The jury is still out for the pallid sturgeon and its feathered friends. The Corps will not publish its proposed final plans for Missouri River until summer 2018. As a result of his and other public comments, Briscoe hopes that the Corps will reformulate its recovery alternatives to present additional middle-ground options, and that they will focus less on economic impacts to stakeholders.
Briscoe recognizes the enormity of the Missouri River management challenges, and the subtlety required to get to a solution that the affected parties can support, his instructors said. And he’s done it all with a smile.
“In his three years here, Tim has seized every possible opportunity to develop both personally and professionally,” said Maxine Lipeles, the director of the IEC. “He embodies the perfect balance between taking his work with utmost seriousness while always having a quick smile and genuine warmth for everyone around him. I look forward to following his legal career, and am confident he’ll be a wonderful ambassador for WashU.”

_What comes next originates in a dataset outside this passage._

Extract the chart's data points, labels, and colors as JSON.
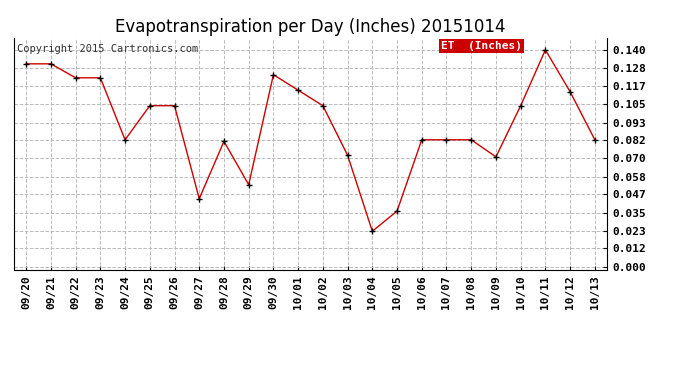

For Briscoe, his experience managing the flow of a challenging law degree program while targeting his energy and skills in support of water, environment, and sustainability causes has led him to the career opportunity he always wanted.
“I’ve kept my interest in policy and economics,” Briscoe said. His words slowed down as he thought about how to phrase it best. “Law is a uniquely — potent — tool to influence the direction of policy, and to check various forms of power, both public and private. And it’s very exciting.”